L’impianto si fa con semina diretta in campo, metodo adottato sia per la coltura in pien’aria che per quella forzata, o con trapianto di piantine allevate in fitocella, solo per la coltura forzata. Solitamente vengono lasciati 2-3 m tra le file e 1,5-2 m tra le postarelle.

 

Produzione del cocomero

I frutti una volta maturi presentano il disseccamento del peduncolo e del cirro che lo accompagna, suono cupo e sordo alla percussione, scomparsa totale della pruina che ricopre il frutto immaturo.

 

La raccolta è eseguita a mano ponendo particolare attenzione per evitare ferite o abrasioni che comprometterebbero la conservabilità del frutto. Le produzioni variano da 30 a 50 t/ha in funzione dell’ambiente, della cultivar, della tecnica colturale seguita.

 

La conservazione dei frutti maturi una volta raccolti è limitata nel tempo: resistono infatti per 15 giorni a 15°C.

 

Stagionalità del cocomero o anguria

In Italia la stagione del cocomero è nel periodo estivo nei mesi di luglio e agosto.

 

Preparazione e Conservazione del cocomero o anguria

Vi consigliamo come prima cosa di comprarlo di stagione, scegliendolo intero.

 

I cocomeri maschio sono più allungati e acquosi, mentre le femmine sono più tondi e dolci.

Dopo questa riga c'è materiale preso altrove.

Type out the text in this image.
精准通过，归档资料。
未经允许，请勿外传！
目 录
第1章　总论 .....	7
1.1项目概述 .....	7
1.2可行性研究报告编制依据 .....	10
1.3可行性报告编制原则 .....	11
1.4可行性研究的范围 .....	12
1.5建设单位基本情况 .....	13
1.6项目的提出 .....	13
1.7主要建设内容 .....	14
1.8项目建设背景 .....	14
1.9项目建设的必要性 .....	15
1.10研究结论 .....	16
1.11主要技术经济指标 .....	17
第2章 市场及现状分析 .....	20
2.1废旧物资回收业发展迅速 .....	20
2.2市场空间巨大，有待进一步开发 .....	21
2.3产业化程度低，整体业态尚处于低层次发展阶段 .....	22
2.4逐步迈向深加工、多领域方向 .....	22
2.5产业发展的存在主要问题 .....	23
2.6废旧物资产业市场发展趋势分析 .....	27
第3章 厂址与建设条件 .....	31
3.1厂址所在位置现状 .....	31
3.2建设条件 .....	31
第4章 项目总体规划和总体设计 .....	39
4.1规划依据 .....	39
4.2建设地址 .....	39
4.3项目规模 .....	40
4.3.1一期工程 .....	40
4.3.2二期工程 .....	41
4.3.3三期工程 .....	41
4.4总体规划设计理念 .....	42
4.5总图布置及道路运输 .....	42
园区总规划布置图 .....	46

La buccia deve essere scura e opaca: se è verde e lucida il frutto non è maturo. Le striature devono essere ravvicinate e ben definite: verde scuro anziché verde pallido, e color crema anziché giallino.

 

A parità di dimensioni, scegliete quello più pesante: ha una maggiore quantità d’acqua ed è più dolce.

 

Potete tagliarlo a palline scavandolo con la paletta del gelato, o in rondelle sottilissime da usare come carpaccio, ma il taglio più comodo resta in spicchi.

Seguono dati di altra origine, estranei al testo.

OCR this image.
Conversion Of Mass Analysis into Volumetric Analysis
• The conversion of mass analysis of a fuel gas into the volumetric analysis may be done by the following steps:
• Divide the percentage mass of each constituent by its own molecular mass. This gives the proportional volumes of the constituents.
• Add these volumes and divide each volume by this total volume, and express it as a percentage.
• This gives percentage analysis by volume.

Per tagliarlo a spicchi vi consigliamo prima di lavare la buccia per togliere eventuali batteri, asciugarlo e metterlo su un tagliere.

Tenete fermo il cocomero con una mano e con l’altra tagliate le due estremità fino a far comparire il rosso della polpa. Ora appoggiate il cocomero su una estremità e formate una base stabile. Poi tagliate il frutto in quattro quarti nel senso della larghezza e tagliate poi ogni quarto in spicchi larghi 2-3 centimetri alla buccia

 

Il cocomero è sempre più spesso usato in piatti salati, per creare un po’ di contrasto di sapore.